先生がそのころおっしゃっていたのが「親父は血を吐きながら俺に教えてくれたんだ。どれほど苦しかったかと思う」という言葉でした。彦十郎先生は最後の気力を振り絞って国雄先生にバトンタッチしました。その結果「(だれが一子相伝を継ぐかは) 俺はどうでもよかったんだ」という国雄先生は、亡くなる1週間前まで道場に立たれそこで倒れました。
狐崎の佐藤初治先生が星国雄先生に門人に取手を教えるときに自分が投げられなくてはならず、「いやあ、国雄先生、60歳過ぎてから投げられるのはひどいですよ」とおっしゃっていたとのことです。先生も自分が投げられながら門人の方に一生懸命伝えようとしていたのでしょう。人は40歳、60歳、そして75歳を超えるころに体が変わってきます。私も今年は還暦になり、その言葉が身に染みてまいりましたが、マットを敷いたうえでしばらくは投げられようと思っています。
私が学生時代に島津兼治先生にお会いしたとき、先生は今の私と同じころだったように思います。

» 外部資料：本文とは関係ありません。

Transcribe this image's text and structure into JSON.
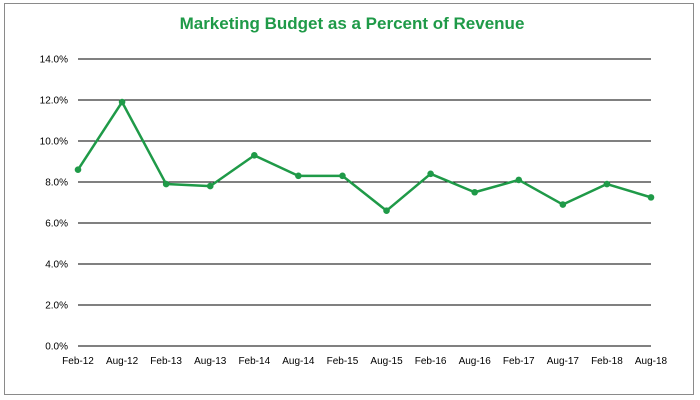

当時の先生はたいそう稽古をしていて、ゴムまりのような弾性に富んだ力強く速い動きをされていました。神社境内の稽古で学生さんたち相手に素振りを教えながらぱっぱと動いて、「君たち、下手くそだなあ!」などと叱咤激励していました。
私が星国雄先生に入門したのは先生が74歳のときで、そこから先生がふんばられて18年教えをいただくことができました。
禅語に「連山峰遠し」というのがあります。修行というのは登っても登ってもこれでいいということはない。またその先が見えてくる。でも登り続ける。歩いていく。それでいいです。武道に限らず芸能の世界はみなこれであると思います。